Talvez isso explique minimamente o meu descontrole no início do primeiro ato até o término da apresentação com alguns destaques e pontos altos da peça. Desde a sua primeira paixão, ainda na adolescência, por Moema, pela difícil confissão da sua sexualidade aos seus pais. Do seu encantamento por Marilu. Por fim, o encontro com seu grande amor, Maria Eugênia.
Eller, assim como foi dada aos excessos, também cortejou a promiscuidade por um período, muito embora sofresse com sua tacanha timidez. A inesperada gravidez, fruto de uma fugaz relação com o baixista Tavinho Fialho. A chegada de uma nova vida, fazendo com que repensasse a vida com Maria Eugênia, demonstrando uma parceria e cumplicidade ímpar entre elas.
É neste momento que ocorre um dos pontos altos da peça. Na hora em que cantam juntas o dueto de “1º Julho”, canção escrita pelo legionário Renato Russo para a cantora, que esperava seu primeiro e único rebento. Sendo esse um dos momentos mais emocionantes. Ok, ok, sou réu confesso. Já estava em lágrimas na execução de “Por Enquanto”, também numa interpretação fazendo com que a atriz fosse mais Cássia Eller que a própria Cássia Eller.
Teve também partes cômicas: quando ela canta “Juventude Transviada”, de Luiz Melodia, e é visivelmente assediada por uma voluptuosa Marilu, que não mede esforços para seduzir a tímida artista. “Palavras ao Vento”, de Marisa Monte, na qual ela fica dividida entre duas paixões.

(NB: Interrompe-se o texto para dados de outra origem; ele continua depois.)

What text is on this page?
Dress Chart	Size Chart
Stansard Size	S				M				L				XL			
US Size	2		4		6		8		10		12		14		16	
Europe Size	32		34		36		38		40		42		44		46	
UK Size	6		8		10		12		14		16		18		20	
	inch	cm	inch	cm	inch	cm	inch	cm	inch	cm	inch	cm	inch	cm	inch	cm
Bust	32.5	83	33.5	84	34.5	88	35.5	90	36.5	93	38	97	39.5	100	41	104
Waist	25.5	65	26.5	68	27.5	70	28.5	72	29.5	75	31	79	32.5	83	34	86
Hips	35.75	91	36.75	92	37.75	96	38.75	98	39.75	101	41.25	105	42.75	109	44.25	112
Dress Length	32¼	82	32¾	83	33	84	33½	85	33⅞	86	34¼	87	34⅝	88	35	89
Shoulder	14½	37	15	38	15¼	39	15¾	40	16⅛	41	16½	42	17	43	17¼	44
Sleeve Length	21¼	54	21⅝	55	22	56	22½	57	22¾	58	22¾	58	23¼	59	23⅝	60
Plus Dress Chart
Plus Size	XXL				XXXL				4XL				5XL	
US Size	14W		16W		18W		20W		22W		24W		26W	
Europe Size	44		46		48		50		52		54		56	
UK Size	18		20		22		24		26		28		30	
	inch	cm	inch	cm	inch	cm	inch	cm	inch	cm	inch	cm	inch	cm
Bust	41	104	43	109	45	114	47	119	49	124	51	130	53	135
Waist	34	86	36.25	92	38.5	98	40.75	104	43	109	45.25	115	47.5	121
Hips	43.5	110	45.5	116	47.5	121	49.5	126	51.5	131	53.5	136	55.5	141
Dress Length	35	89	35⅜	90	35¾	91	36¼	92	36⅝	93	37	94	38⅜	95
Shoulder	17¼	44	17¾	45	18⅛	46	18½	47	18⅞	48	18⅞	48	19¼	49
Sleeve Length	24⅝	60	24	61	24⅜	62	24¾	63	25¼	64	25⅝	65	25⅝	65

Seu encontro praticamente cósmico e transcendental com o cantor e compositor Nando Reis. Nesse encontro, eles protagonizam ainda as cenas mais emocionantes do espetáculo, começando com “Luz dos Olhos”.
Mas é em “Relicário” e em todas as canções do ruivo que se ouvem os primeiros narizes fungando, quebrando o silêncio na plateia. Choro preso na garganta em “All Star”, uma das canções mais aguardadas, música que Nando Reis confidenciou ter feito em homenagem à saudosa cantora e que arrebata o público de vez. A plateia já tomada por forte emoção canta e alguns choram durante a execução da música, que talvez seja a mais sincera prova de amor que se pode demonstrar a uma amiga.
Mas diante de tamanha emoção, ainda é possível dar boas risadas. Quando a cantora liga para agradecer o tropicalista Caetano Veloso pela canção “Gatas Extraordinárias”, que o compositor baiano fez para ela. A pouca desenvoltura da cantora com a afoita imprensa também rende alguns momentos hilários, como a inesperada Marília Gabriela, que se converteu em muitos risos e aplausos.
Houve cantos, sorrisos, lágrimas e aplausos. Teve também o momento de exorcizar seus pequenos demônios. Foi em “Smells like teen spirit”, da banda de Seattle, Nirvana, em que se pôde ver o lado mais transgressor e visceral da indomável artista.
Mas é chegada a hora de darmos adeus à intensa, explosiva e efêmera vida da artista carioca. A voz grave e sussurrada de Cássia Eller, ou melhor, de Tacy Campos, vai invadindo todo o teatro e, visivelmente extasiada, uma plateia perplexa ouve uma canção francesa já em tom despedida: “Je ne regrette rien”, que outrora já fora interpretada por Piaf. A cantora se despede do público, do seu filho e da vida, para se tornar um “Segundo Sol”.
A canção de Nando Reis vai lentamente sendo cantada por cada integrante do elenco até fecharem as cortinas e apagarem as luzes. Saí do teatro ainda estarrecido diante do que acabara de assistir, mas com uma única certeza, e que talvez explique meu choro compulsivo: “Eu queria ser Cássia Eller!”
Afinal, ela foi fera, foi bicho, foi anjo e foi mulher. Foi sua mãe e sua filha, sua irmã e uma menina. Saio da peça com a certeza de que aprendi um pouco mais com seu pequeno grande coração. Eu não sou poeta, mas já aprendi a amá-la.